Wenn ich so an meine Anfänge im Kettlebell Training zurück denke, fällt mir auf wie wenig Ahnung ich hatte. Das Gefühl der Überforderung und hartnäckige Zweifel waren allgegenwärtige Emotionen.

Falls du auch Zweifel hast ob Kettlebell Training das Richtige für dich ist oder du dich überfordert fühlst, gebe ich dir hier ein paar hilfreiche Tipps.

Ich habe einige Dinge schnell verstanden und automatisch richtig gemacht. Die Folge waren überragende Trainingserfolge und die Gewissheit, dass Training mit der Kettlebell perfekt zu mir passt.

In diesem Artikel verrate ich dir welche Dinge es waren, die mich seit 8 Jahren mit der Kugelhantel trainieren lassen.

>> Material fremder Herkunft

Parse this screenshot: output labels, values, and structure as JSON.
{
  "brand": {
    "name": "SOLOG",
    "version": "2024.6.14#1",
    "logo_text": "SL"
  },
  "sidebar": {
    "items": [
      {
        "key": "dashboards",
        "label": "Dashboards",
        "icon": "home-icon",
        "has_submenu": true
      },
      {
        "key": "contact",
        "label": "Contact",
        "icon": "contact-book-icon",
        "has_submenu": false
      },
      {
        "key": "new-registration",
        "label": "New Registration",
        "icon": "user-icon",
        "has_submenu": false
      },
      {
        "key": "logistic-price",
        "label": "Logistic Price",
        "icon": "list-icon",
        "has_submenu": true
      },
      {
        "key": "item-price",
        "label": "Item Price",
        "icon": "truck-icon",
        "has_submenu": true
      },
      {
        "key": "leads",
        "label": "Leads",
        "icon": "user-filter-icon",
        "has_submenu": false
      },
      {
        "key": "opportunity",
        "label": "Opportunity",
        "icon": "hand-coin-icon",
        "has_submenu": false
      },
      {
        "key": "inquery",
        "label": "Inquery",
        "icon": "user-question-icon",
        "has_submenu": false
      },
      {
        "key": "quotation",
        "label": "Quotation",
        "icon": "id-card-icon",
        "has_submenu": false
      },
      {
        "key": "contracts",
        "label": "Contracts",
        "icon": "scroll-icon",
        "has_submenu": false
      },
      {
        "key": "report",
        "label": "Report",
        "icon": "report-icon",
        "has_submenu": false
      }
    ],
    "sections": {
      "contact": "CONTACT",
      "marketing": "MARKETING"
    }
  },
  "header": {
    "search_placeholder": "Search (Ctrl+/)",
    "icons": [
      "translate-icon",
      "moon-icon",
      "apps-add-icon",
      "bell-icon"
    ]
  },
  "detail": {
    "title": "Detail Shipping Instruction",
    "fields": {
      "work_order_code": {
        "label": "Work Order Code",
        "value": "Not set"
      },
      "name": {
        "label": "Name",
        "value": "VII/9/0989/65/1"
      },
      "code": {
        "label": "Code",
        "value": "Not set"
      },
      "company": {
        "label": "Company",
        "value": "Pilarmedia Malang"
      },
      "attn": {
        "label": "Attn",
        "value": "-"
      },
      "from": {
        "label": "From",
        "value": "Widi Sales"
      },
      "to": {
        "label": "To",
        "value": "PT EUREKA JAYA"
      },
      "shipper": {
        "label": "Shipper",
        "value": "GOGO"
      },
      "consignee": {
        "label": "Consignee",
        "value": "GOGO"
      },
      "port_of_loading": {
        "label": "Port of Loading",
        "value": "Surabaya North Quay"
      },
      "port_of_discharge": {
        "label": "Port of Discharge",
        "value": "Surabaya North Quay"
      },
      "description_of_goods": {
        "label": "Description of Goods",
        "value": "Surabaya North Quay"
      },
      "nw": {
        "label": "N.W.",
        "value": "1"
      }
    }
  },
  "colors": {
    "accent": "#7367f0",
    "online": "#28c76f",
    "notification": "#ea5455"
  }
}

Mitte 2010 habe ich meine Eigentumswohnung in Weimar saniert. Ja, du liest richtig. Die Wohnung war bereits renoviert und einzugsbereit. Jugendstil. 2,80 Meter Deckenhöhe.

Das Problem. Raufaser an den Wänden und keine Stuckprofile am Übergang Wand zur Decke. Dazu noch hässliche Fliesen im Bad. Man könnte sagen, mein Herz als Stuckateur drehte frei. Oder anders – alles ist ein wenig eskaliert.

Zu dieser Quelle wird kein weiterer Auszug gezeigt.